A copy of AgTC's letter can be viewed here.


A senator from New Hampshire also made a similar request in a letter addressed to FMC Chairman Daniel Maffei.


U.S. Senator Jeanne Shaheen (D-NH) urged the FMC to address the surge in costs to import goods that threatens the operations and economic recovery of businesses across New Hampshire.

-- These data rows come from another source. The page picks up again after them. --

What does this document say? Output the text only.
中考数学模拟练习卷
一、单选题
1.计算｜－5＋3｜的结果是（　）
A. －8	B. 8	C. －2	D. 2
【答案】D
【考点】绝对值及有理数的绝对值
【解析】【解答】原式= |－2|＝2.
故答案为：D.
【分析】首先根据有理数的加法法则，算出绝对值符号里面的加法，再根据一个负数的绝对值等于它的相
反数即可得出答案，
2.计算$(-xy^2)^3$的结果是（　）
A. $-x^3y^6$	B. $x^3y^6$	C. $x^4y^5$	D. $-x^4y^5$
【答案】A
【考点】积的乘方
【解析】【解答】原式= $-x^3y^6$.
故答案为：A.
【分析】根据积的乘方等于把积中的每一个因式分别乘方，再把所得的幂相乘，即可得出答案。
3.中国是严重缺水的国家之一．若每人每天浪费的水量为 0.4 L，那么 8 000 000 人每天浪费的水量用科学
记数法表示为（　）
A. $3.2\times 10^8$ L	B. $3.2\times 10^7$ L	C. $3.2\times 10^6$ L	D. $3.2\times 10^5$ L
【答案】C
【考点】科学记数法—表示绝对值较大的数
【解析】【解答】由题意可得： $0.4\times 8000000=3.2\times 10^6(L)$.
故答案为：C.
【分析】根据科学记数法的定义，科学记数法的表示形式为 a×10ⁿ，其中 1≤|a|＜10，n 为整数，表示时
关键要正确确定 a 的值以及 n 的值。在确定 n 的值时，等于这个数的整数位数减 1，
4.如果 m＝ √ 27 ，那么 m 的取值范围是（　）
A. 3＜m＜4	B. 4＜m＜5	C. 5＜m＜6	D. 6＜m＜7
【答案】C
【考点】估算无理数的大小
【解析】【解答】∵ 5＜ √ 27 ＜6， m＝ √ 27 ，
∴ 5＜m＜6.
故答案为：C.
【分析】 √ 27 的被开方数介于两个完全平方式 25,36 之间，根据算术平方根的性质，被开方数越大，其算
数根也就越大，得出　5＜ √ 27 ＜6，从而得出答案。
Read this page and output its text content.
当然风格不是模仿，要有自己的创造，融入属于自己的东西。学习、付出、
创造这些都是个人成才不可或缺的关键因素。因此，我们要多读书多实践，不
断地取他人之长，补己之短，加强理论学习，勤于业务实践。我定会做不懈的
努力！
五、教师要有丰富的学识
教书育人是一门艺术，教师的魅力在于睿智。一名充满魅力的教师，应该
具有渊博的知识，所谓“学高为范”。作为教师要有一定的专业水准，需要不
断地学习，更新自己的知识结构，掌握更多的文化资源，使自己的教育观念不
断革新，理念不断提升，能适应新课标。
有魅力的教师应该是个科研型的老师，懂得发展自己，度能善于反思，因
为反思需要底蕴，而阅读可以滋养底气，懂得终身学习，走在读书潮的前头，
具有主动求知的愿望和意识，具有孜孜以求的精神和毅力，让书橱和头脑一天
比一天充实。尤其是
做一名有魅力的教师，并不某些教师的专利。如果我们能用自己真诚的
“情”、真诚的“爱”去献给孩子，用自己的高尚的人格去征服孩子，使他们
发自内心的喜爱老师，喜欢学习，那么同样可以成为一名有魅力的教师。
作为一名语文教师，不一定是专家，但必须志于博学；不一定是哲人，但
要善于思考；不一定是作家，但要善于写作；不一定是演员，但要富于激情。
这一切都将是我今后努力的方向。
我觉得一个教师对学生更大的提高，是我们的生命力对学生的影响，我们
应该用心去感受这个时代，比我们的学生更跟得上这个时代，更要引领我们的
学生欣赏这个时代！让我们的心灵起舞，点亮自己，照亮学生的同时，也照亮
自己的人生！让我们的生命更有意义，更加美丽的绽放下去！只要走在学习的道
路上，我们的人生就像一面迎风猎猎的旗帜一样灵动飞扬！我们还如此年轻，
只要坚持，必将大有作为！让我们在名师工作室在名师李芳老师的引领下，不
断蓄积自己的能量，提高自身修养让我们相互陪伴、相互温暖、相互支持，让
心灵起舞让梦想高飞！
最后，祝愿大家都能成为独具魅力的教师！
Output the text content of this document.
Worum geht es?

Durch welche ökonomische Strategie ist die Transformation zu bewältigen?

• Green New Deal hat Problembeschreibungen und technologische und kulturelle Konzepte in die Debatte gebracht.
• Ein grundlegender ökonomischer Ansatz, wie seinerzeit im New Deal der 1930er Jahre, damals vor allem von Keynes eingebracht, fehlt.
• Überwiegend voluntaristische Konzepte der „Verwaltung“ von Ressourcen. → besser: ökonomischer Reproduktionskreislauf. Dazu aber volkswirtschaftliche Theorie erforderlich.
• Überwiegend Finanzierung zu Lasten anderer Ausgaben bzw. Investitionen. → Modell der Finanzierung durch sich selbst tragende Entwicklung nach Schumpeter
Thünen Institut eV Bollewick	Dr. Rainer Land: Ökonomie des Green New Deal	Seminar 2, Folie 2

Shaheen noted the existential threat facing small businesses who cannot afford container rates whose costs, in some cases, have increased by over 1,000 percent, and requested that the Commission take action to protect businesses from these unsustainable freight rates.

The Federal Maritime Commission has voted to move forward with two demurrage-and-detention related initiatives proposed by Commissioner Rebecca F. Dye as part of Fact Finding 29. Unlike Commissioner Dye’s other Interim Recommendations, these initiatives required formal Commission approval.


The first initiative is to issue a policy statement on issues that affect the ability of shippers, truckers, and others to obtain reparations for conduct that violates the Shipping Act, including conduct related to demurrage and detention. The policy statement will provide guidance on the scope of the prohibition against carrier retaliation, when attorney fees may be imposed on a non-prevailing party, and who may file a complaint with the Commission alleging unreasonable conduct.


Additionally, the Commission in due course will issue an Advance Notice of Proposed Rulemaking (ANPRM) that will solicit public comments on two questions: first, whether the Commission should require ocean common carriers and marine terminal operators (MTOs) to include certain minimum information on or with demurrage and detention billings; and second, whether the Commission should require carriers and marine terminal operators to adhere to certain practices regarding the timing of demurrage and detention billings.


The Commission has also moved forward with other recommendations from FF29, including hiring additional staff for CADRS, including one person who will be designated as the agency’s exporter advocate. The Commission will make announcements related to other recommendations as developments warrant.


Commissioner Carl W. Bentzel says he believes that "the Commission needs to provide clear and firm guidance on the assessment of demurrage and detention penalties in light of current levels of congestion, and growing shipping frustration. Additional clarity will also assist FMC enforcement of potential violations of the Shipping Act."


"I look forward to working with FMC staff, my fellow Commissioners, and considering comments submitted through the public review process. Demurrage and detention charges when properly utilized are intended to work to incent the movement of cargo by limiting the amount of time available for the pick-up of cargo, and the retrieval of cargo equipment in order to maintain traffic fluidity. Carriers and marine terminal operators should not be charging demurrage or detention caused as a result of their own operational challenges, but on the other hand, shippers also need to pick up cargo left on-dock on a timely basis. While this clearly a delicate balance, I believe that we should move forward to consider new standards for the imposition of demurrage and detention."